Evidently, obesity has become an inevitable problem in today’s America – an epidemic that appears impossible to conquer. Judging by the large portion of people who suffer from obesity today, we should take steps to diminish the effects, right?
Efforts to eradicate the problem are witnessable through visits to a doctor, advertisements that urge for the payment of gym memberships and mandatory assignments of physical education classes in elementary, middle and high school.
Indeed, we want children to understand the significance of being active. We stress the long term health and success of the posterity to assist in the creation of capable leaders of society.
Ample time is provided for schools to implant the importance of daily physical activity. With 12 years of mandatory schooling comes 12 years of opportunity to make students aware of the consequences of an unhealthy lifestyle.
“Mandatory” is the word everyone should be aware of. A college education is a voluntary path one takes to specialize in a particular field and build a potential career.
The only classes that should ever be considered a general education requirement are the ones that are crucial to our individual success in the future.
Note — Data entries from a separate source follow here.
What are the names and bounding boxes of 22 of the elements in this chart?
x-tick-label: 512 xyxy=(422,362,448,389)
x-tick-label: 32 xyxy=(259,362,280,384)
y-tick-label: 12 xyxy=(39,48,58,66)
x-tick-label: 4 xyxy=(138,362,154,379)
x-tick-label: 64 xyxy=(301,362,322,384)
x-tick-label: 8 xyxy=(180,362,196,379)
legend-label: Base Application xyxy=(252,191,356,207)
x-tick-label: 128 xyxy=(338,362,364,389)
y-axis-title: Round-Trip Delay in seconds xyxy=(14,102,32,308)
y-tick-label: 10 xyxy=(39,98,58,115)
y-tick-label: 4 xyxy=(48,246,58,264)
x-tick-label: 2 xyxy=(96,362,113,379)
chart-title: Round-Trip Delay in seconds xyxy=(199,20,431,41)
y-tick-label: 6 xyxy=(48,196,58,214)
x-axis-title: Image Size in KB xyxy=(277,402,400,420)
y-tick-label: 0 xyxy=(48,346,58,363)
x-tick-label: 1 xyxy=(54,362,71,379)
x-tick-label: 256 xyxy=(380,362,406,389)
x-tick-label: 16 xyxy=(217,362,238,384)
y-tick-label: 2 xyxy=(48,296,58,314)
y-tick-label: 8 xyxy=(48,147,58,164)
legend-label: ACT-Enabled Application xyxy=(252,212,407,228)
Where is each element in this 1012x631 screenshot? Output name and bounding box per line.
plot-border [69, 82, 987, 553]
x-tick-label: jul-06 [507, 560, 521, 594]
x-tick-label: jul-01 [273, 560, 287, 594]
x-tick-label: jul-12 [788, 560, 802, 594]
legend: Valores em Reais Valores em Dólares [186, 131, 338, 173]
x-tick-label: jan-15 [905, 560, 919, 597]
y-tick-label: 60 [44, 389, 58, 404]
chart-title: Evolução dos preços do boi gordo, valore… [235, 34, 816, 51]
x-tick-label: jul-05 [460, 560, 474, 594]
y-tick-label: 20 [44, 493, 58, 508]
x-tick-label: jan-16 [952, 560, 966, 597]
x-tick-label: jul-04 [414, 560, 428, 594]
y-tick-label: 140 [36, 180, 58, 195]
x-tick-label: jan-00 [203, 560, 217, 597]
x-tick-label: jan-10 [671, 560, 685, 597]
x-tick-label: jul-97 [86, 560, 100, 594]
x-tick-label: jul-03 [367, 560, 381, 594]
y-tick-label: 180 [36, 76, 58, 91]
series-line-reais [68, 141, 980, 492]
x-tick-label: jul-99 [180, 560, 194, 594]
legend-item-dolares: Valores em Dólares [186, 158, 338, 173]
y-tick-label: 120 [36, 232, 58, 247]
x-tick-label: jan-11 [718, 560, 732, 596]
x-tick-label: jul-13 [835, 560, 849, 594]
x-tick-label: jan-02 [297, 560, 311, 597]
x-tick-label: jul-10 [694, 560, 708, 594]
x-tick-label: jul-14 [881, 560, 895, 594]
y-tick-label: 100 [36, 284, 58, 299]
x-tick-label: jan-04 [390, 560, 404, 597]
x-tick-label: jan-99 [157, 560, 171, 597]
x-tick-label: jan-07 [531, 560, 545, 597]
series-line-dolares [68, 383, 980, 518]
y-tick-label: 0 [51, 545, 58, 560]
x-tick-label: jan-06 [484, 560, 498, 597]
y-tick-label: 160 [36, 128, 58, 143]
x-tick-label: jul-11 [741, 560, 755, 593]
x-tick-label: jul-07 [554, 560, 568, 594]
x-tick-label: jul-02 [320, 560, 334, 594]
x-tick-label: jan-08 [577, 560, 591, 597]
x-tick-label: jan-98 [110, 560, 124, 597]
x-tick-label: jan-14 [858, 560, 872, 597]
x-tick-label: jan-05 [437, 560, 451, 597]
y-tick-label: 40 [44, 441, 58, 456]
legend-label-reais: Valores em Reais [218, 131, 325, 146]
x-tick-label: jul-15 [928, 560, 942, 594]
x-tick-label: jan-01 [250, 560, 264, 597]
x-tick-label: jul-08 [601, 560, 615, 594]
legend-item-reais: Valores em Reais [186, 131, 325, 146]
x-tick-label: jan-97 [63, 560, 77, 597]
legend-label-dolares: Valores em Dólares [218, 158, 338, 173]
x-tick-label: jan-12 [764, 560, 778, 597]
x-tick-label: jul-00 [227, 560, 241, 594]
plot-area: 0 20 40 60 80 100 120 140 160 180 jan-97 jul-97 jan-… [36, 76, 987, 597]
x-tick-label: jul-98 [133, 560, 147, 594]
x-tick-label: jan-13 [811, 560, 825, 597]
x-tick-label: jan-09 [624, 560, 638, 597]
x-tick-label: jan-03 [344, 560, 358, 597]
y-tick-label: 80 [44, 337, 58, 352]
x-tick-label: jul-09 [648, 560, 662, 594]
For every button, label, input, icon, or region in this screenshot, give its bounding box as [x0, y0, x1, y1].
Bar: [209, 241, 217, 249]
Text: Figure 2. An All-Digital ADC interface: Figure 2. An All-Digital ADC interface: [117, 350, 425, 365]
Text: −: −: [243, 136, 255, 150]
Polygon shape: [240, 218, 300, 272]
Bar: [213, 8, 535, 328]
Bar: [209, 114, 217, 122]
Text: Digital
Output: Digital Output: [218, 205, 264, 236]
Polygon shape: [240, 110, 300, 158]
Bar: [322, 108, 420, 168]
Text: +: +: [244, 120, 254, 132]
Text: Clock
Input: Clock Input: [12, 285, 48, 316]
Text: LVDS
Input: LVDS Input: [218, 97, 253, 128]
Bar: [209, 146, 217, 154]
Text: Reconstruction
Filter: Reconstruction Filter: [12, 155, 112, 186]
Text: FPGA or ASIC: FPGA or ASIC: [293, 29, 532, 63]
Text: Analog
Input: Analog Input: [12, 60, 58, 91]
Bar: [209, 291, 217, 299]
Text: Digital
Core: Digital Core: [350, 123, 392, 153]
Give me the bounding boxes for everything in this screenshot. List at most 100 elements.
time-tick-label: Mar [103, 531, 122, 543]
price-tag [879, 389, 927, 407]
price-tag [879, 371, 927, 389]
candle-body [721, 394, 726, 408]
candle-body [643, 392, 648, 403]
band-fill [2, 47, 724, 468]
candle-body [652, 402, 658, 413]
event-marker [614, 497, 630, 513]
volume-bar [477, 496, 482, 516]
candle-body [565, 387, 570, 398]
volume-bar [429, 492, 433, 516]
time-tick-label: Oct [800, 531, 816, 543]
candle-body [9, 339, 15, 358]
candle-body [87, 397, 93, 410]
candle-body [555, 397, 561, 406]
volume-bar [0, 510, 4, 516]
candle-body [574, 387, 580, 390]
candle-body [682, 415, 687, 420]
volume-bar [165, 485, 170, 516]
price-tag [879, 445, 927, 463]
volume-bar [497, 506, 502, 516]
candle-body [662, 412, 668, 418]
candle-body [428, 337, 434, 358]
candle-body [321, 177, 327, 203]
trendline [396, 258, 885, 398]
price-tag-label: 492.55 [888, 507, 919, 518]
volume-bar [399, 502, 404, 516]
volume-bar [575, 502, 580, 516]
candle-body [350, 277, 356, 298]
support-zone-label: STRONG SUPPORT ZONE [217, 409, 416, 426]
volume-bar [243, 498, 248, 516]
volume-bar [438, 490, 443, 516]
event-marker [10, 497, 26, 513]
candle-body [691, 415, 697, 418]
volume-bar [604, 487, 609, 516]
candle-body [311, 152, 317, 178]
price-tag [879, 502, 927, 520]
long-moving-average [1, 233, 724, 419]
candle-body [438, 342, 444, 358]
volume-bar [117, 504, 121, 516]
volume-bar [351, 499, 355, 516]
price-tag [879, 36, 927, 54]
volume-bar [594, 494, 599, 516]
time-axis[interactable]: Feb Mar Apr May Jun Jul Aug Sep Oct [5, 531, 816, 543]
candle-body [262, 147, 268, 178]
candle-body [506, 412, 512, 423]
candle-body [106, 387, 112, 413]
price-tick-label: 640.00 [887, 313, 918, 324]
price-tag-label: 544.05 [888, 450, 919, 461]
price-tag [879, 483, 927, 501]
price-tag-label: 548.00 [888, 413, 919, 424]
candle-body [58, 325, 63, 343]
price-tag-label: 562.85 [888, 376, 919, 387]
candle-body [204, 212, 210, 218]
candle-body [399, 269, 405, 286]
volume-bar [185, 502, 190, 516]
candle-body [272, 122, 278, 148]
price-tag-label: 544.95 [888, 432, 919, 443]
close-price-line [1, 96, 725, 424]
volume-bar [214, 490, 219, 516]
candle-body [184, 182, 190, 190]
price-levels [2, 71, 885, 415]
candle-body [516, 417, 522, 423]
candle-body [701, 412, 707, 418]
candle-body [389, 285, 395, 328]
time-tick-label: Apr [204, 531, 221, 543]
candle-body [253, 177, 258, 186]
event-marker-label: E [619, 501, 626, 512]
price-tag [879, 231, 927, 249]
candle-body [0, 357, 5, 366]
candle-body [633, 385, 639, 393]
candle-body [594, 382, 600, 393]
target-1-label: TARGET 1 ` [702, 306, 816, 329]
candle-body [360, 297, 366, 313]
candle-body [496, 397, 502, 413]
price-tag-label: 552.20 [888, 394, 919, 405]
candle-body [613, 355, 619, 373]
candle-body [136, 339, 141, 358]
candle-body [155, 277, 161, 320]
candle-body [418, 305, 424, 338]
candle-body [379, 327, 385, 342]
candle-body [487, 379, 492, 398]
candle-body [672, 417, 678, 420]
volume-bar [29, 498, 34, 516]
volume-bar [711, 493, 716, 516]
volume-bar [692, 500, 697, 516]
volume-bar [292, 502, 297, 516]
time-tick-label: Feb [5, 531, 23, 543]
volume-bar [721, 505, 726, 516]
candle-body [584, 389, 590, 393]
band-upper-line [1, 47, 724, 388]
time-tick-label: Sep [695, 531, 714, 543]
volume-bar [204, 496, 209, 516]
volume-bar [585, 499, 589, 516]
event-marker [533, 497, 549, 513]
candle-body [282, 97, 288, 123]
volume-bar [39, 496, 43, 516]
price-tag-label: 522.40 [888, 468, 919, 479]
As college students, we are here to begin our careers. Students are here to take the classes necessary to become the lawyers, doctors, engineers and leaders they want to become – all of which do not depend on exercise.
The issue has been stressed long enough for students at the college level to logically understand that exercise is something we must continue to indulge in to maintain healthy lifestyles.
Preliminary education has increased the awareness of obesity. Therefore, physical education in community college should not be a requirement.